Wajah Ichigo tertekuk kaku, dia merasa tidak ada hal aneh diantaranya dan Ichigo, semuanya baik-baik saja, karena itu dia tidak tahu apa yang membuat Ichigo menekuk wajahnya dengan seram seperti itu.

Dia tidak melihat satu pun foto di ruangan Ichigo, laki-laki itu ternyata lebih dingin dari yang terlihat-hei dia hanya terlihat dingin diluar, dia juga memasang foto keluarganya dengan ukuran big size.

"Aku sudah memikirkannya."

"Kau minta putus?" suasana serius ini sedikit aneh baginya, Rukia menatap Ichigo dengan tersenyum lebar. "bercanda." Lanjutnya.

"Berhentilah pergi ke klub."

Ucapan Ichigo membuatnya sedikit tidak mengerti, dia rasa tidak ada masalah dengan klub malam, dia dan Ichigo terkadang juga bertemu disana, hal tidak masuk akal apa yang baru saja Ichigo katakan padanya.

"Tersenyumlah Ichigo-aku tahu kau sedang menggodaku."

Tapi kekasihnya itu masih saja menatapnya serius.

"Kumohon." Ucap Ichigo pelan.

Rukia terdiam.

"Aku tidak tahu ada apa denganmu tapi," baru kali ini, sepanjang hubungan mereka-dia tidak sependapat dengan Ichigo. "maaf sepertinya aku tidak bisa."

"Aku tahu kau akan mengatakan ini, aku mengerti itu sudah menjadi gaya hidupmu, aku memahaminya karena aku juga sering pergi ke klub malam, karena itu aku berhati-hati saat menyuruhmu berhenti pergi ke sana." Ucap Ichigo.

Apa yang harus dia katakan.

Dia tidak ingin mengakuinya tapi...

"Gaya hidup?" selama ini dia tidak tahu jika Ichigo memandangnya seperti itu, "ini lebih buruk dari bayanganku Ichigo, orang lain mungkin menganggapku negatif karena sering pergi ke klub malam tapi aku tidak peduli, aku tidak butuh padangan mereka-karena dirimu saja lebih dari cukup untukku,"
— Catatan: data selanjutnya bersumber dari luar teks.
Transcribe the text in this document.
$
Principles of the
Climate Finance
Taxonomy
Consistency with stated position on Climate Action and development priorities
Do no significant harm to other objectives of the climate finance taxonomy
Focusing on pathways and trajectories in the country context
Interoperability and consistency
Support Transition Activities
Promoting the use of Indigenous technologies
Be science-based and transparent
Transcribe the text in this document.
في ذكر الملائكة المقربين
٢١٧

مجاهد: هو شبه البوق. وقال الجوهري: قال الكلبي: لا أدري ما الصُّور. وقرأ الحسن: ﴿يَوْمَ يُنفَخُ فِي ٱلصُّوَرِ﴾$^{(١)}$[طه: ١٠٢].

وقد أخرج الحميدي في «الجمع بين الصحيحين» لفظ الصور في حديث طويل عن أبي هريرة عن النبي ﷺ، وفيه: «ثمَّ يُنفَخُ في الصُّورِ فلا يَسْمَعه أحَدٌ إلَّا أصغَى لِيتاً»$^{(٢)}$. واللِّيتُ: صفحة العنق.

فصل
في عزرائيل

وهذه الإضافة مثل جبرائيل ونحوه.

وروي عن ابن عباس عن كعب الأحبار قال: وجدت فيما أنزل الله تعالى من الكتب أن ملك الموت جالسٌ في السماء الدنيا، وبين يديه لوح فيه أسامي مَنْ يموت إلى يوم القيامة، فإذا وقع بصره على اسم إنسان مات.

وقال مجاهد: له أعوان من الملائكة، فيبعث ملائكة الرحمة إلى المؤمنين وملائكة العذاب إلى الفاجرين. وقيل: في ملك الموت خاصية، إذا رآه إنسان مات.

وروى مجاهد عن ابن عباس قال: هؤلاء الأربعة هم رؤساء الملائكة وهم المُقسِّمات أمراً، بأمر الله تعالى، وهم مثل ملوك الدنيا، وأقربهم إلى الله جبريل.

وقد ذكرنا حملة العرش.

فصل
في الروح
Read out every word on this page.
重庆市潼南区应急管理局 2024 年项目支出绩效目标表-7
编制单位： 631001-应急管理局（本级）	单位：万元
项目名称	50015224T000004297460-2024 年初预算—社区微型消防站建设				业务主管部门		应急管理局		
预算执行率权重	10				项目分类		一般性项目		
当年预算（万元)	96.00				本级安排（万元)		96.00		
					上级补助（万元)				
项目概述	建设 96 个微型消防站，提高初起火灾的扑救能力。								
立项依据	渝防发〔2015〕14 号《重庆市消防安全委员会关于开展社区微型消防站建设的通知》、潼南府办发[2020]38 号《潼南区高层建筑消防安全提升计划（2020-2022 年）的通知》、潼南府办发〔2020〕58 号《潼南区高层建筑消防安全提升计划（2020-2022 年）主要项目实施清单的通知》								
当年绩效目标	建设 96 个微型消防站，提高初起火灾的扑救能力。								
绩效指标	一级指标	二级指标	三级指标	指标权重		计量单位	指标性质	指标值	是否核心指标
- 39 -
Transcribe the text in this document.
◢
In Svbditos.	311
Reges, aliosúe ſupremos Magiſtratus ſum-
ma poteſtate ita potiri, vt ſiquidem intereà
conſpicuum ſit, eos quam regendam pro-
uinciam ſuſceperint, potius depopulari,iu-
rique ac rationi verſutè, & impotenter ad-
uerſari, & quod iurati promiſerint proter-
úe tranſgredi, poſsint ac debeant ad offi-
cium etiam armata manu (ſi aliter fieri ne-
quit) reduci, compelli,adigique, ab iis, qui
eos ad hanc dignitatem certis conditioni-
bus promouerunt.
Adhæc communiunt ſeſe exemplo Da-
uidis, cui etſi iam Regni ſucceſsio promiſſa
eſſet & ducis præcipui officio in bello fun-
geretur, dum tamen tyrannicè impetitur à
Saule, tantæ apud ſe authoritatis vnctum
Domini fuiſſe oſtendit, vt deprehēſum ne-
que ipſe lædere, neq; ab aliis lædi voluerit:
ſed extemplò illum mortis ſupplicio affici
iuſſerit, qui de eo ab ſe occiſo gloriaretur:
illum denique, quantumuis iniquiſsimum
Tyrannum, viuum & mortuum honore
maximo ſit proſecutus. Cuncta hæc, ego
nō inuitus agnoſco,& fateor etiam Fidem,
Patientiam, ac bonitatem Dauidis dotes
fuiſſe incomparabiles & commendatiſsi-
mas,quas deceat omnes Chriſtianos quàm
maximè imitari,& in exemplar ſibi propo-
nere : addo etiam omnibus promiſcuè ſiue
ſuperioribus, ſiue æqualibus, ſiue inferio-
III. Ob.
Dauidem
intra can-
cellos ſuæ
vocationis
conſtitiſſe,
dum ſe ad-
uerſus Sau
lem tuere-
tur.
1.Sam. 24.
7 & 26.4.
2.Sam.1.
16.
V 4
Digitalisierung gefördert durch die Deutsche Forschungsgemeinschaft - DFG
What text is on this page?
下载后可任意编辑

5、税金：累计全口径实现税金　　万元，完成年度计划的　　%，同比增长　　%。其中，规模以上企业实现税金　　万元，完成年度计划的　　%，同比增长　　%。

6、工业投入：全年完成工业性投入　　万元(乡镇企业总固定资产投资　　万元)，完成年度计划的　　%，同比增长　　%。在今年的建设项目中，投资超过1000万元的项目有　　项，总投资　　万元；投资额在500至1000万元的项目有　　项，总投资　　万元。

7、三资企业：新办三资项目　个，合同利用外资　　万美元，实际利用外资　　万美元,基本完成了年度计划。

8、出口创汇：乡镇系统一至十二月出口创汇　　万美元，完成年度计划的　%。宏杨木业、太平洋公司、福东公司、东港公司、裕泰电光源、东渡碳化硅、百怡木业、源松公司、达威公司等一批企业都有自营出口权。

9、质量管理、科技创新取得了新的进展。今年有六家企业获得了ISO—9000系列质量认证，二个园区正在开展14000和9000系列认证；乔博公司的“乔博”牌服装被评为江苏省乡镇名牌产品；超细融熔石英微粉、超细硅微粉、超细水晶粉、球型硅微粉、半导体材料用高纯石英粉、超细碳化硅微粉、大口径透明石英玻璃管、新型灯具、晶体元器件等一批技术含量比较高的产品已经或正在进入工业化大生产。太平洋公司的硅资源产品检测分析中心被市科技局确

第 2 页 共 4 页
Hatinya sakit. "tapi di mataku sekarang, kau sama saja dengan mereka-apa aku salah?"

Beberapa ingatan terlintas di benaknya, Ichigo juga pernah salah paham tentang dia dan keponakannya, mungkin saja sekarang sama seperti itu, Rukia terdiam, ini musim dingin pertamanya bersama Ichigo, dia pikir tahun ini akan lebih baik dari pada kemarin, tapi kenapa perasaannya mengatakan sebaliknya.

"Dengarkan aku-itu bukan maksudku Ru-"

"Kau benar," dia berdiri.

Dia terlanjur kecewa.

Sekarang dia sudah tidak bisa berpikir jernih.

"kali mungkin aku yang salah, mari bertemu lain kali Ichigo." Rukia mencoba mengendalikan dirinya, ia berjalan dengan setenang mungkin, dan berusaha menahan air matanya.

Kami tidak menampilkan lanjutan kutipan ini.